The report goes on to highlight that infrastructure investors’ risk appetite is growing. “Core-plus infrastructure funds are stated as offering the best opportunities for investors, as of June 2024, at 57 per cent of respondents. This has risen from 40 per cent of respondents as of June 2023. Notably, the typically highly leveraged asset class has exposed investments more so to the higher for longer interest rate scenario and may explain why investors are increasing their risk appetite. Indeed, 67 per cent of respondents cite interest rates as a key challenge for the coming 12 months from June 2024, as 55 per cent did in June 2023.

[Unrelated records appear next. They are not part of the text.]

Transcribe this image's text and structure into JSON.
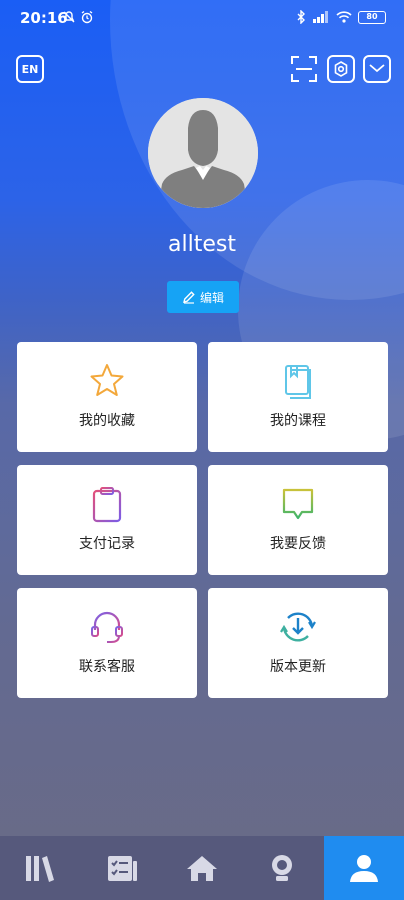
{
  "status_bar": {
    "time": "20:16",
    "battery": "80"
  },
  "header": {
    "language_label": "EN"
  },
  "profile": {
    "username": "alltest",
    "edit_label": "编辑"
  },
  "menu": {
    "items": [
      {
        "label": "我的收藏",
        "icon": "star-icon"
      },
      {
        "label": "我的课程",
        "icon": "book-icon"
      },
      {
        "label": "支付记录",
        "icon": "clipboard-icon"
      },
      {
        "label": "我要反馈",
        "icon": "feedback-icon"
      },
      {
        "label": "联系客服",
        "icon": "headset-icon"
      },
      {
        "label": "版本更新",
        "icon": "update-icon"
      }
    ]
  },
  "tabbar": {
    "items": [
      {
        "icon": "library-icon",
        "active": false
      },
      {
        "icon": "tasks-icon",
        "active": false
      },
      {
        "icon": "home-icon",
        "active": false
      },
      {
        "icon": "lightbulb-icon",
        "active": false
      },
      {
        "icon": "profile-icon",
        "active": true
      }
    ]
  },
  "colors": {
    "primary_blue": "#1a5ef5",
    "edit_button": "#16a3f5",
    "active_tab": "#1f8cf0",
    "tabbar_bg": "#56597c"
  }
}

“Aligning with infrastructure investors, real estate investors see interest rates as the biggest challenge to returns generation over the 12 months from June 2024, with 78 per cent of respondents stating so.”

 The report notes that interest rates have affected performance of real estate investments more drastically than other asset classes. As of June 2024, 66 per cent of investors report that asset prices were lower than 12 months ago, with over half (51 per cent) of investors thinking their investments have fallen short of expectations. However, 52 per cent of real estate investors expect performance to improve over the 12 months from June 2024. This compares to 15 per cent of respondents believing so as of June 2023.

Additional key report facts:

Private equity: 80 per cent of surveyed investors cite the current exit environment as a key challenge for private equity returns generation for the 12 months from June 2024 – the highest of all possible answers. Preqin analysts highlight that this concern aligns with 57 per cent of investors’ opinion, seeing secondaries as the best opportunities in the next 12 months, as of June 2024.

Venture capital: Asset valuations and the exit environment remain the key concerns for investors over the 12 months from June 2024, with 63 per cent of respondents stating so for each answer. Lead author of the report and the venture capital chapter, Michael Patterson, notes how this is materially impacting capital commitment plans and fundraising. 59 per cent of respondents intend to commit to a venture capital fund in H1 2025 or later, as of June 2024.

Private debt: Direct lending funds remain the most favored strategy for investors, with 70 per cent of respondents saying so, as of June 2024. Direct lending has now been the most popular strategy for investors since 2021. Asset-backed lending is the most popular emerging strategy, with 58 per cent of respondents stating so.

Hedge funds: 35 per cent of investors state that they plan to reduce their allocations to hedge funds, in the 12 months from June 2024. This has grown from 26 per cent planning on reducing allocations from the 12 months from June 2023. Notably, 68 per cent of respondents intend to defer their next capital commitment to 2025, within which, 40 per cent state that being in H2 2025 or later.

Michael Patterson, Senior Associate, Research Insights at Preqin says: “Alternatives continue to be a key component of portfolios. The key reasons institutional investors cite for investing in alternative assets are diversification, return enhancement, and reducing portfolio volatility. It’s not surprising that over the coming year institutions expect to invest more; private debt, private equity, and infrastructure are expected to be the biggest recipients of more capital flowing from investors over the short term.”